La conversación continuó así durante un rato, y cuando se acabó la cinta se sentaron en el sofá y abrieron una botella de whisky. Casi previsiblemente, Nashe imaginó que se estaba enamorando de ella, y ahora que el hielo se había roto empezó a hacerle toda clase de preguntas sobre ella, tratando de crear una intimidad que de alguna forma enmascarase la naturaleza de la transacción y la convirtiese a ella en alguien real. Pero la charla también era parte de la transacción, y aunque ella le contó muchas cosas, él comprendió que en el fondo sólo estaba haciendo su trabajo, que hablaba porque él era uno de esos clientes a los que les gusta hablar. Todo lo que la chica decía parecía verosímil, pero al mismo tiempo él intuía que ya lo había contado muchas veces, que sus palabras no eran tanto falsas como ficticias, un engaño del que poco a poco ella misma se había convencido, igual que Pozzi se había engañado con sus sueños respecto al Campeonato Mundial de Póquer. En un momento dado incluso le dijo que hacer la calle no era más que una solución temporal para ella.

—En cuanto ahorre suficiente pasta —le dijo—, voy a dejar esta vida y meterme en el mundo del espectáculo.

Era imposible no sentir pena por ella, imposible no entristecerse por su pueril banalidad, pero Nashe había ido demasiado lejos ya para permitir que eso se interpusiera en su camino.

—Creo que serás una actriz maravillosa —le dijo—. En cuanto empecé a bailar contigo me di cuenta de que eras una bailarina de verdad. Te mueves como un ángel.

—Follar te mantiene en forma —dijo ella muy seria, afirmándolo como si fuese un hecho comprobado médicamente—. Es bueno para la pelvis. Y si hay una cosa que he hecho mucho en los dos últimos años es follar. A estas alturas debo ser tan flexible como una contorsionista.

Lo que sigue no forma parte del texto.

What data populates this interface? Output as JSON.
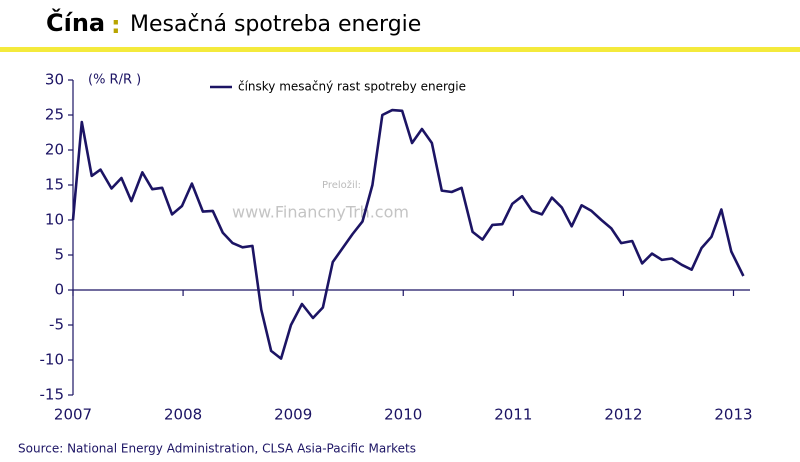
{
  "chart_data": {
    "type": "line",
    "title": "Čína",
    "title_separator": ":",
    "subtitle": "Mesačná spotreba energie",
    "y_unit": "(% R/R )",
    "watermark_label": "Preložil:",
    "watermark": "www.FinancnyTrh.com",
    "source": "Source: National Energy Administration, CLSA Asia-Pacific Markets",
    "legend": "top",
    "grid": false,
    "xlim": [
      2007,
      2013.15
    ],
    "xticks": [
      2007,
      2008,
      2009,
      2010,
      2011,
      2012,
      2013
    ],
    "ylim": [
      -15,
      30
    ],
    "yticks": [
      -15,
      -10,
      -5,
      0,
      5,
      10,
      15,
      20,
      25,
      30
    ],
    "x": [
      2007.0,
      2007.08,
      2007.17,
      2007.25,
      2007.35,
      2007.44,
      2007.53,
      2007.63,
      2007.72,
      2007.81,
      2007.9,
      2007.99,
      2008.08,
      2008.18,
      2008.27,
      2008.36,
      2008.45,
      2008.54,
      2008.63,
      2008.71,
      2008.8,
      2008.89,
      2008.98,
      2009.08,
      2009.18,
      2009.27,
      2009.36,
      2009.45,
      2009.54,
      2009.63,
      2009.72,
      2009.81,
      2009.9,
      2009.99,
      2010.08,
      2010.17,
      2010.26,
      2010.35,
      2010.44,
      2010.53,
      2010.63,
      2010.72,
      2010.81,
      2010.9,
      2010.99,
      2011.08,
      2011.17,
      2011.26,
      2011.35,
      2011.44,
      2011.53,
      2011.62,
      2011.71,
      2011.8,
      2011.89,
      2011.98,
      2012.08,
      2012.17,
      2012.26,
      2012.35,
      2012.44,
      2012.53,
      2012.62,
      2012.71,
      2012.8,
      2012.89,
      2012.98,
      2013.09
    ],
    "series": [
      {
        "name": "čínsky mesačný rast spotreby energie",
        "color": "#1c1464",
        "values": [
          10,
          24,
          16.3,
          17.2,
          14.5,
          16,
          12.7,
          16.8,
          14.4,
          14.6,
          10.8,
          12,
          15.2,
          11.2,
          11.3,
          8.2,
          6.7,
          6.1,
          6.3,
          -2.8,
          -8.7,
          -9.8,
          -5,
          -2,
          -4,
          -2.5,
          4,
          6,
          8,
          9.8,
          15,
          25,
          25.7,
          25.6,
          21,
          23,
          21,
          14.2,
          14,
          14.6,
          8.3,
          7.2,
          9.3,
          9.4,
          12.3,
          13.4,
          11.3,
          10.8,
          13.2,
          11.8,
          9.1,
          12.1,
          11.3,
          10,
          8.8,
          6.7,
          7,
          3.8,
          5.2,
          4.3,
          4.5,
          3.6,
          2.9,
          6,
          7.6,
          11.5,
          5.5,
          2
        ]
      }
    ]
  }
}
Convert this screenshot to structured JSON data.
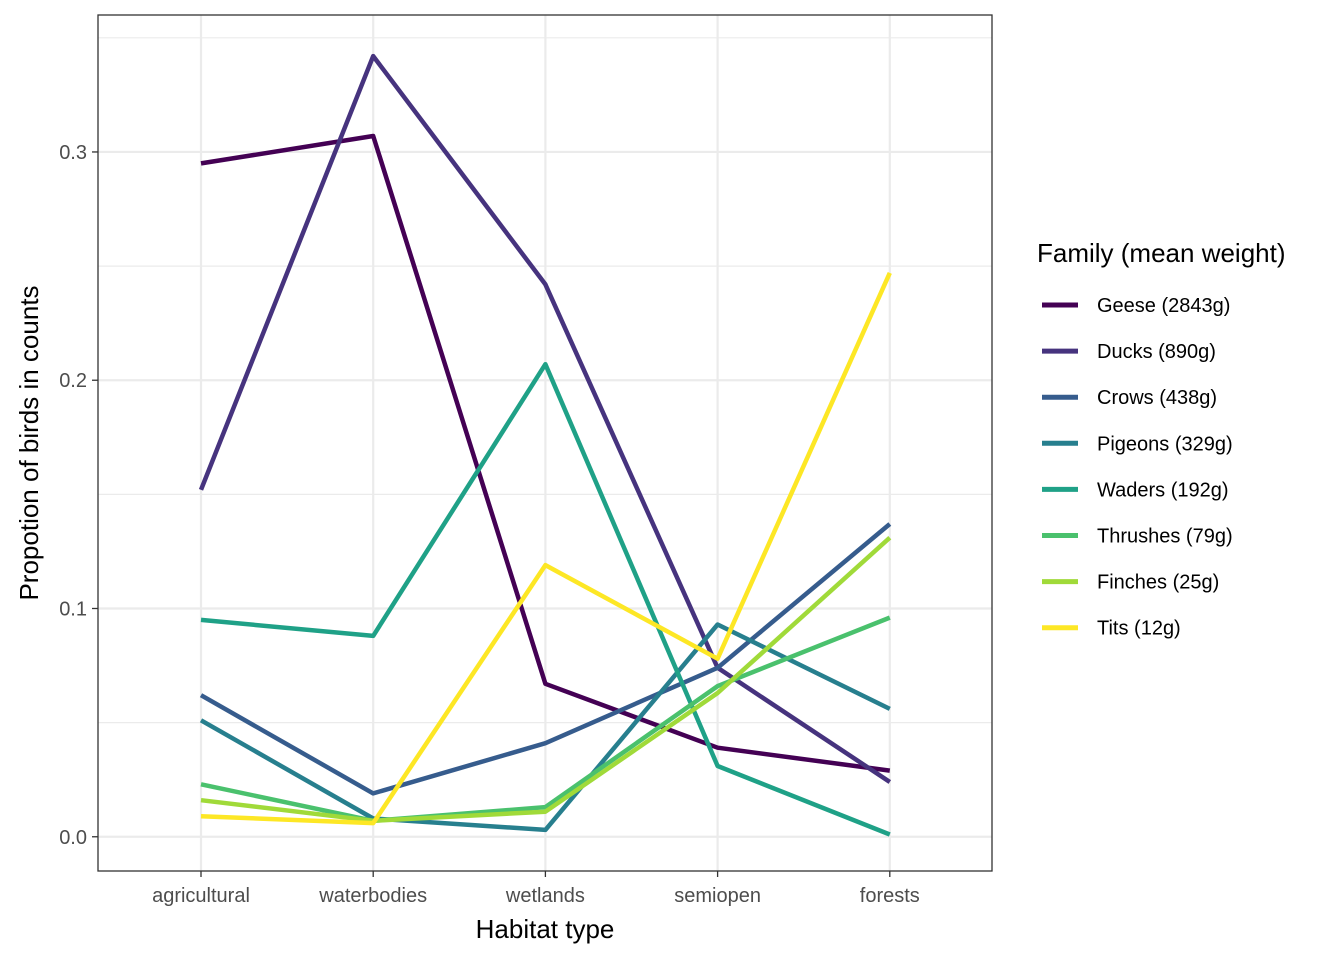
{
  "chart_data": {
    "type": "line",
    "xlabel": "Habitat type",
    "ylabel": "Propotion of birds in counts",
    "categories": [
      "agricultural",
      "waterbodies",
      "wetlands",
      "semiopen",
      "forests"
    ],
    "ylim": [
      -0.015,
      0.36
    ],
    "yticks": [
      0.0,
      0.1,
      0.2,
      0.3
    ],
    "ytick_labels": [
      "0.0",
      "0.1",
      "0.2",
      "0.3"
    ],
    "grid": true,
    "legend": {
      "title": "Family (mean weight)",
      "position": "right"
    },
    "series": [
      {
        "name": "Geese (2843g)",
        "color": "#440154",
        "values": [
          0.295,
          0.307,
          0.067,
          0.039,
          0.029
        ]
      },
      {
        "name": "Ducks (890g)",
        "color": "#46337e",
        "values": [
          0.152,
          0.342,
          0.242,
          0.074,
          0.024
        ]
      },
      {
        "name": "Crows (438g)",
        "color": "#365c8d",
        "values": [
          0.062,
          0.019,
          0.041,
          0.074,
          0.137
        ]
      },
      {
        "name": "Pigeons (329g)",
        "color": "#277f8e",
        "values": [
          0.051,
          0.008,
          0.003,
          0.093,
          0.056
        ]
      },
      {
        "name": "Waders (192g)",
        "color": "#1fa187",
        "values": [
          0.095,
          0.088,
          0.207,
          0.031,
          0.001
        ]
      },
      {
        "name": "Thrushes (79g)",
        "color": "#4ac16d",
        "values": [
          0.023,
          0.007,
          0.013,
          0.066,
          0.096
        ]
      },
      {
        "name": "Finches (25g)",
        "color": "#a0da39",
        "values": [
          0.016,
          0.007,
          0.011,
          0.063,
          0.131
        ]
      },
      {
        "name": "Tits (12g)",
        "color": "#fde725",
        "values": [
          0.009,
          0.006,
          0.119,
          0.078,
          0.247
        ]
      }
    ]
  }
}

—Da la casualidad de que conozco a algunos agentes en Nueva York —dijo Nashe, ya incapaz de contenerse—. Uno de ellos tiene ahora un gran montaje y estoy seguro de que le interesaría hacerte una prueba. El tipo se llama Sid Zeno. Si quieres puedo llamarle mañana y concertar una cita.

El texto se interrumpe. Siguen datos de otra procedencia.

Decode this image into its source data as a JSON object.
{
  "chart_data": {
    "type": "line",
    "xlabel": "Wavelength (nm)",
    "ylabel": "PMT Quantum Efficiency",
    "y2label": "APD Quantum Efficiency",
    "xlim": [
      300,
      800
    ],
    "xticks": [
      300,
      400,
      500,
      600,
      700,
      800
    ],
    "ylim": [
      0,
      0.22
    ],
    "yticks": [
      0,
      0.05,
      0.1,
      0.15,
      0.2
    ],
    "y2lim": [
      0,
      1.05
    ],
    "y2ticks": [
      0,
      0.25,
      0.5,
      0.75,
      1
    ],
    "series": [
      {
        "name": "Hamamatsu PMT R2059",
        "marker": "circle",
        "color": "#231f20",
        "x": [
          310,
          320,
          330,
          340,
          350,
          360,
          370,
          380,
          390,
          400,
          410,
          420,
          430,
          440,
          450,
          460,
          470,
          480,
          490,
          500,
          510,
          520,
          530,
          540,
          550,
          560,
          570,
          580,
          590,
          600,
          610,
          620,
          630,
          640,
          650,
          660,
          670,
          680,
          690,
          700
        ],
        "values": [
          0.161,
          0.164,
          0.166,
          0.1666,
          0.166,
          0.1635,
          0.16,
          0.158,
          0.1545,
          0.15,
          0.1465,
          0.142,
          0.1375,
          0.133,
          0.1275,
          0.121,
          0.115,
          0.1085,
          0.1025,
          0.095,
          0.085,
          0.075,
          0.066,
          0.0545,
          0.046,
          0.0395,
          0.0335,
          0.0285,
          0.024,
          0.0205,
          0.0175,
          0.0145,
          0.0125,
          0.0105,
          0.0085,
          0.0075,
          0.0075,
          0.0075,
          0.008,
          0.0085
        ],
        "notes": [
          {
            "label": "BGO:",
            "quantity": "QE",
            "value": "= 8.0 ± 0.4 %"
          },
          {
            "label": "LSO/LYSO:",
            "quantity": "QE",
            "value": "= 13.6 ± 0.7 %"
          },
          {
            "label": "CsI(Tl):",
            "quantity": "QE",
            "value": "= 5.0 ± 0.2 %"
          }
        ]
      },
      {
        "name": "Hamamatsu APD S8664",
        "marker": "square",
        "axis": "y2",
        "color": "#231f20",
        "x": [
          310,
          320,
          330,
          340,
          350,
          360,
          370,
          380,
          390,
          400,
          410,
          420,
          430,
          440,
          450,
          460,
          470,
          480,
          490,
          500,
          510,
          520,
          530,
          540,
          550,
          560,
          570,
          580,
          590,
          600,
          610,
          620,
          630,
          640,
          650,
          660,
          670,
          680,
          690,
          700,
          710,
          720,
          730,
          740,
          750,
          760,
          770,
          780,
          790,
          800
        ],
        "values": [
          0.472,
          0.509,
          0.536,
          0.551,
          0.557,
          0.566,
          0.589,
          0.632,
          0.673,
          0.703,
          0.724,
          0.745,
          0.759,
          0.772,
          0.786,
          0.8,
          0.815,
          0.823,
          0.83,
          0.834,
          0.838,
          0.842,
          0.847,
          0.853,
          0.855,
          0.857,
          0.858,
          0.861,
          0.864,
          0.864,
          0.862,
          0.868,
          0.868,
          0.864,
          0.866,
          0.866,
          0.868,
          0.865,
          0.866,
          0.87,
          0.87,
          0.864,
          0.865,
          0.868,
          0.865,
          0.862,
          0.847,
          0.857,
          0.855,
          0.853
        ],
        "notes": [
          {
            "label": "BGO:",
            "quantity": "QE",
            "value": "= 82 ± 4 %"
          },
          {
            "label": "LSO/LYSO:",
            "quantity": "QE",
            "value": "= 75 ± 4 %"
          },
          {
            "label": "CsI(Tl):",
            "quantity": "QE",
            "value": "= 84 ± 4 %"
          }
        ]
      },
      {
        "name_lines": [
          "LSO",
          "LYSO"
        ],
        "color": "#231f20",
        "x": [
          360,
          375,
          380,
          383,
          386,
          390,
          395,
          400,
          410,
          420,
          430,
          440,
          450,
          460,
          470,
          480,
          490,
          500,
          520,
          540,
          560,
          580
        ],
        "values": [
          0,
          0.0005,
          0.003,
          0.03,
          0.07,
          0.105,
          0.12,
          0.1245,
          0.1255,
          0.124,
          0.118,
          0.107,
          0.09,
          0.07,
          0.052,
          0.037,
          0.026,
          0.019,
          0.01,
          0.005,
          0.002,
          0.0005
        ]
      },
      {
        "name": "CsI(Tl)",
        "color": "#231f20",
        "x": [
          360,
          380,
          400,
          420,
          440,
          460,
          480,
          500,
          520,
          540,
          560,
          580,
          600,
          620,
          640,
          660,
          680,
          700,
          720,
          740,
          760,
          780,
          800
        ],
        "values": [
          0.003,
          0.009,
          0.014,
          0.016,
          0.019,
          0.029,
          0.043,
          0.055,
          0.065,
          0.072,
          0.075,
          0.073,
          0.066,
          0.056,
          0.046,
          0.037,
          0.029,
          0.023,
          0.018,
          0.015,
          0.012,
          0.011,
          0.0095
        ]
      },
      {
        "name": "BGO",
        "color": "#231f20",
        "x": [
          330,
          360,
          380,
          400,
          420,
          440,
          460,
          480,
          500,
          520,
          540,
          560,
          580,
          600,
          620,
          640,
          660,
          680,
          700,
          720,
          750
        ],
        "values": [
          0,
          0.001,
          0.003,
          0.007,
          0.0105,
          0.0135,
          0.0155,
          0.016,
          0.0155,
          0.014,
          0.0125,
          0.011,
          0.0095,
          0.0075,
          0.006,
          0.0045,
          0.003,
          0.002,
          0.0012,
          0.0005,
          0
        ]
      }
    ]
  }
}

—No estamos hablando de cine porno, ¿verdad?

—No, no, nada de eso. Zeno se dedica exclusivamente a la cosa de calidad. Esta llevando a algunos de los mejores talentos jóvenes del cine de ahora.

—No es que no estuviera dispuesta a hacerlo, entiéndeme. Pero una vez que te metes en eso es difícil salir. Te encasillan y luego nunca tienes la oportunidad de hacer ningún papel con la ropa puesta. Quiero decir que mi cuerpo está bien, pero tampoco es nada extraordinario. Yo preferiría hacer algo donde realmente pudiera interpretar. Ya sabes, conseguir un papel en un serial de televisión de los que ponen por el día, o tal vez incluso intentar algo en una comedia de situación. Puede que no te resulte evidente, pero cuando me pongo, puedo ser muy graciosa.

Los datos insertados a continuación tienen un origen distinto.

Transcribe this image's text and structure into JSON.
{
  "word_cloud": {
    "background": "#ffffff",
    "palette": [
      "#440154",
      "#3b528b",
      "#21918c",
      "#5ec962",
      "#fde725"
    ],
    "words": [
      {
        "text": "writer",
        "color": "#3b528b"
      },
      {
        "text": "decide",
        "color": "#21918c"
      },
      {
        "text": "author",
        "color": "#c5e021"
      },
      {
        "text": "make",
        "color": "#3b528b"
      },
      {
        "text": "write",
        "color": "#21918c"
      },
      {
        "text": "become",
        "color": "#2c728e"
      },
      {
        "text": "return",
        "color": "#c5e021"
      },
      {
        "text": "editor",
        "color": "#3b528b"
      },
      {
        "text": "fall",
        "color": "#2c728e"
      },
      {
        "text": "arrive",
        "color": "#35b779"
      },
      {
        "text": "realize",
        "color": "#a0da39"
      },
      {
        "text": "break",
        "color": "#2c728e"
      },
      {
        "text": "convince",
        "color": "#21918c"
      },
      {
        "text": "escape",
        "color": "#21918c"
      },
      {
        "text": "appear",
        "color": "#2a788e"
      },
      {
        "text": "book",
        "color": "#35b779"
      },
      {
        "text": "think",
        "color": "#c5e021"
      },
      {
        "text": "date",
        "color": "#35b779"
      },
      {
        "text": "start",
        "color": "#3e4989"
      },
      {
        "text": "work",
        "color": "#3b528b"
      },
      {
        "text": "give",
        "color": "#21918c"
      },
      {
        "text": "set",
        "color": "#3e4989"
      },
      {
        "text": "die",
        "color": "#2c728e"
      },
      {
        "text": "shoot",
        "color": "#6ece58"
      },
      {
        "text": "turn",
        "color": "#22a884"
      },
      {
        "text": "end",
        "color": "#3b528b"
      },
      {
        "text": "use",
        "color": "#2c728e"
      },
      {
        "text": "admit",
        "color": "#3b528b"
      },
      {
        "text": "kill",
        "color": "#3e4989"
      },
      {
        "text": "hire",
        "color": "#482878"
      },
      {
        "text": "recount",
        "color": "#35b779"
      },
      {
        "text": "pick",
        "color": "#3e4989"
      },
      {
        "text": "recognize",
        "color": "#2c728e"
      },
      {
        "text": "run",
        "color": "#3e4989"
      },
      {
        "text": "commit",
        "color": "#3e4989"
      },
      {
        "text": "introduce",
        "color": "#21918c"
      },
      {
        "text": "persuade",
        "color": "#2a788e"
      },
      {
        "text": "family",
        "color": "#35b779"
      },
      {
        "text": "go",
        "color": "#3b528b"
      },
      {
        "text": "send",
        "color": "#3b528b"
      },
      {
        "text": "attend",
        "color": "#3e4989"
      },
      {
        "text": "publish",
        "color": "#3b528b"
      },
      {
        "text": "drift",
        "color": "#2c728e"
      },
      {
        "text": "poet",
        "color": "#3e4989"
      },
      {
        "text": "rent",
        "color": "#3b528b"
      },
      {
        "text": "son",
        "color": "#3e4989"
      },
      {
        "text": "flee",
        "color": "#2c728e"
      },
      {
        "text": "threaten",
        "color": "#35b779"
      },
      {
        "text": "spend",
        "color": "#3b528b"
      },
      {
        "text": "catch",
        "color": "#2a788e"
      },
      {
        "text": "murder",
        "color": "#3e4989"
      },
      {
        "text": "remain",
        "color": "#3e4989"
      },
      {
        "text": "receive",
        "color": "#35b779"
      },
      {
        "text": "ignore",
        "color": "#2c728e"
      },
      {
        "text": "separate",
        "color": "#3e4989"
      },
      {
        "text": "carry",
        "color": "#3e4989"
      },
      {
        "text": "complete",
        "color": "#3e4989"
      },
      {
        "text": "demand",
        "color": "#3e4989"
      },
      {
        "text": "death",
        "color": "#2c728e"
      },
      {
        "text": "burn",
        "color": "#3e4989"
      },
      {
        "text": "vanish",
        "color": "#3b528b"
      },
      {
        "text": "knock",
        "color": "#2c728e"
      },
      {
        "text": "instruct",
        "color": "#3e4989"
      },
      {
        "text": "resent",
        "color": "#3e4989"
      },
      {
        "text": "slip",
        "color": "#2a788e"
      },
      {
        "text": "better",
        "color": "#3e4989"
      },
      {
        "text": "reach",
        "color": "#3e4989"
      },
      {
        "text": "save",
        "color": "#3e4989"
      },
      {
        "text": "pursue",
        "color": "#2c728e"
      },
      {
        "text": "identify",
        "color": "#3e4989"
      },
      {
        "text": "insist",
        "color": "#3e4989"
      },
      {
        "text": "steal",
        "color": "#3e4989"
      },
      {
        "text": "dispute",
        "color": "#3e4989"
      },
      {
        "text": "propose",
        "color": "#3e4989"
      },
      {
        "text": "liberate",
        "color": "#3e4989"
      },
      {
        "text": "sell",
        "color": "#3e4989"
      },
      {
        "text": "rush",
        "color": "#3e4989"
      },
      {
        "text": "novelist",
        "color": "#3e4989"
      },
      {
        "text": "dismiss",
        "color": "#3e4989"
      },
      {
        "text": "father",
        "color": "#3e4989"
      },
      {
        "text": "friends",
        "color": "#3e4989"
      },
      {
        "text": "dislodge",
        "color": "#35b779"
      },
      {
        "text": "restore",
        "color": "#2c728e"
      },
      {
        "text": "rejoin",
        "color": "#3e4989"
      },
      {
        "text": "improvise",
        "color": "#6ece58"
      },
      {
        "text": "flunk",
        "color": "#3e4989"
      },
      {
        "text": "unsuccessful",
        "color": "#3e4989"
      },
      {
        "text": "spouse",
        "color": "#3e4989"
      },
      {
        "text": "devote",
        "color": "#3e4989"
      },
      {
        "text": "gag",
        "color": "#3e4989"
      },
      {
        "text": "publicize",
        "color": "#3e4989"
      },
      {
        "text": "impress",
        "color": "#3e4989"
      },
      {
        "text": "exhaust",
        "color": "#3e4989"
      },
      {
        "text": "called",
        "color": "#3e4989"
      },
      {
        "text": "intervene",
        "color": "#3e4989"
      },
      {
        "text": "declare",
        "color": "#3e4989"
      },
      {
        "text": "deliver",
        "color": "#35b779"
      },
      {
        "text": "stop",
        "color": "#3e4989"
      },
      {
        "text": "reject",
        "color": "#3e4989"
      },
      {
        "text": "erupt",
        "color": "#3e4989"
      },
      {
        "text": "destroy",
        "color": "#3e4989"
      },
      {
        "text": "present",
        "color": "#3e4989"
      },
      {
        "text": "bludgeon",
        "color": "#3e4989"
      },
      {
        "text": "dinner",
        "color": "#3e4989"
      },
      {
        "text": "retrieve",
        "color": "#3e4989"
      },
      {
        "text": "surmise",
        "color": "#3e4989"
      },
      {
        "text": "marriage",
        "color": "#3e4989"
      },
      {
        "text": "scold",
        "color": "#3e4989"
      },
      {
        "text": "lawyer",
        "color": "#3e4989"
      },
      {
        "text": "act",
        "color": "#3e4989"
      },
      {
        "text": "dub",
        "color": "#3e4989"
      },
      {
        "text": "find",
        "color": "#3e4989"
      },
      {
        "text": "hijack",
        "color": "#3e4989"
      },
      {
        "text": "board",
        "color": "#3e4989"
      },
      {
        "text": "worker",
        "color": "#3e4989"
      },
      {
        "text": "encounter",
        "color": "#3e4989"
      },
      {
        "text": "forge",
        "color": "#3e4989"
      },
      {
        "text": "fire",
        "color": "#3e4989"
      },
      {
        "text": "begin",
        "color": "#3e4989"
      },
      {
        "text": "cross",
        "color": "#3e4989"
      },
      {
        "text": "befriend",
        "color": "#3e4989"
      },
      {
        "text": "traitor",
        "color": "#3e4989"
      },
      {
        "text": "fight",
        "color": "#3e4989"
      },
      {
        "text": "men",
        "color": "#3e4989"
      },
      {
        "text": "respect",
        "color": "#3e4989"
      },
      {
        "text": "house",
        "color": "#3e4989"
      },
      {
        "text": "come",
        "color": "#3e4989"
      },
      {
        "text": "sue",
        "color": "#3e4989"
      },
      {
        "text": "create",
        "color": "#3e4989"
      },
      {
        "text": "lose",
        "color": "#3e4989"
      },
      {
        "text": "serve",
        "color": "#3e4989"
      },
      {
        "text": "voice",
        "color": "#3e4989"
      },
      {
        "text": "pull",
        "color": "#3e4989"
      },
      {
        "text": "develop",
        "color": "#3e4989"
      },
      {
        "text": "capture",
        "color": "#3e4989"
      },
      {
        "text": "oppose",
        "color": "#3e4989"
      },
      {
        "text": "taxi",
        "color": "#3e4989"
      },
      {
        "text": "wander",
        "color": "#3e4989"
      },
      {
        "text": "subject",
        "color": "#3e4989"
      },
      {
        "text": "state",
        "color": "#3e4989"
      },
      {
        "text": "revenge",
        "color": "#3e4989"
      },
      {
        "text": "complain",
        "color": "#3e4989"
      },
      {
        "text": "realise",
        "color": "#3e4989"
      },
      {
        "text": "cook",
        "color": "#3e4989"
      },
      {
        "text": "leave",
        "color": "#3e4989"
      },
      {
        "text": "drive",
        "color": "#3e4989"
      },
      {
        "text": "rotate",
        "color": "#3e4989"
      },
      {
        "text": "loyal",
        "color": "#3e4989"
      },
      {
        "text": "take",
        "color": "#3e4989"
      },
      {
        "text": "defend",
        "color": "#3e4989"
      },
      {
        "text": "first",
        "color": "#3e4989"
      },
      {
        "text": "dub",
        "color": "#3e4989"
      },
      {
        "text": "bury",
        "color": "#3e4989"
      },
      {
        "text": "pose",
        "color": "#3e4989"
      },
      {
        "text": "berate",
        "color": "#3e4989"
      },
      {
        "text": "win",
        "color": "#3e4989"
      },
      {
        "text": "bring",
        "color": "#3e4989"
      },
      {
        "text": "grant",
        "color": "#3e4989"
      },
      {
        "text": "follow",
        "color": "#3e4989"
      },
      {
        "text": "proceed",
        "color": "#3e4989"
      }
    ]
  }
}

—No hay problema. Sid también tiene buenos contactos con televisión. Ahí fue donde empezó en realidad. En los años cincuenta fue uno de los primeros agentes que trabajaba exclusivamente para televisión.

Nashe apenas sabía ya lo que decía. Lleno de deseo, pero temiendo a medias lo que sucedería con ese deseo, siguió parloteando como si pensara que la chica podía creerse realmente las tonterías que le estaba diciendo. Pero una vez que pasaron al dormitorio, no le decepcionó. Empezó por dejar que la besara en la boca, y como Nashe no había osado esperar tal cosa, instantáneamente imaginó que se estaba enamorando de ella. Era cierto que su cuerpo desnudo era menos que hermoso, pero una vez hubo comprendido que ella no iba a meterle prisas ni a humillarle demostrando su aburrimiento, ya no le importó su aspecto. Hacía mucho tiempo, después de todo, y cuando se tumbaron en la cama ella demostró los talentos de su excesivamente atareada pelvis con tanto orgullo y abandono que a él ni se le ocurrió que el placer que ella parecía estar sintiendo pudiera no ser auténtico. Al cabo de un rato su cerebro estaba tan revuelto que perdió la cabeza y acabó diciéndole un montón de idioteces, cosas tan estúpidas e inapropiadas que si no hubiese sido él quien las decía habría pensado que estaba loco.

Lo que le propuso fue que se quedara allí y viviera con él hasta que acabase el muro. El la cuidaría, le dijo, y una vez que el trabajo estuviera terminado se irían juntos a Nueva York y él se encargaría de llevar su carrera profesional. Nada de Sid Zeno. El lo haría mucho mejor porque creía en ella, porque estaba loco por ella. No vivirían en el remolque más que un mes o dos y ella no tendría que hacer nada más que descansar. Él haría todas las comidas y todas las tareas domésticas y para ella serían unas vacaciones, una forma de olvidar los últimos dos años. La vida en el prado no era mala. Era tranquila, sencilla y buena para el alma. Pero él ahora necesitaba compartirla con alguien. Llevaba demasiado tiempo solo y creía que ya no podía continuar así. Era demasiado pedirle a nadie, dijo, y la soledad estaba empezando a volverle loco. La semana anterior casi había matado a alguien, un niño inocente, y temía que le ocurrieran cosas peores si no hacía algunos cambios en su vida muy pronto. Si ella aceptaba quedarse allí con él, haría cualquier cosa por ella. Le daría lo que quisiera. La amaría hasta que estallara de felicidad.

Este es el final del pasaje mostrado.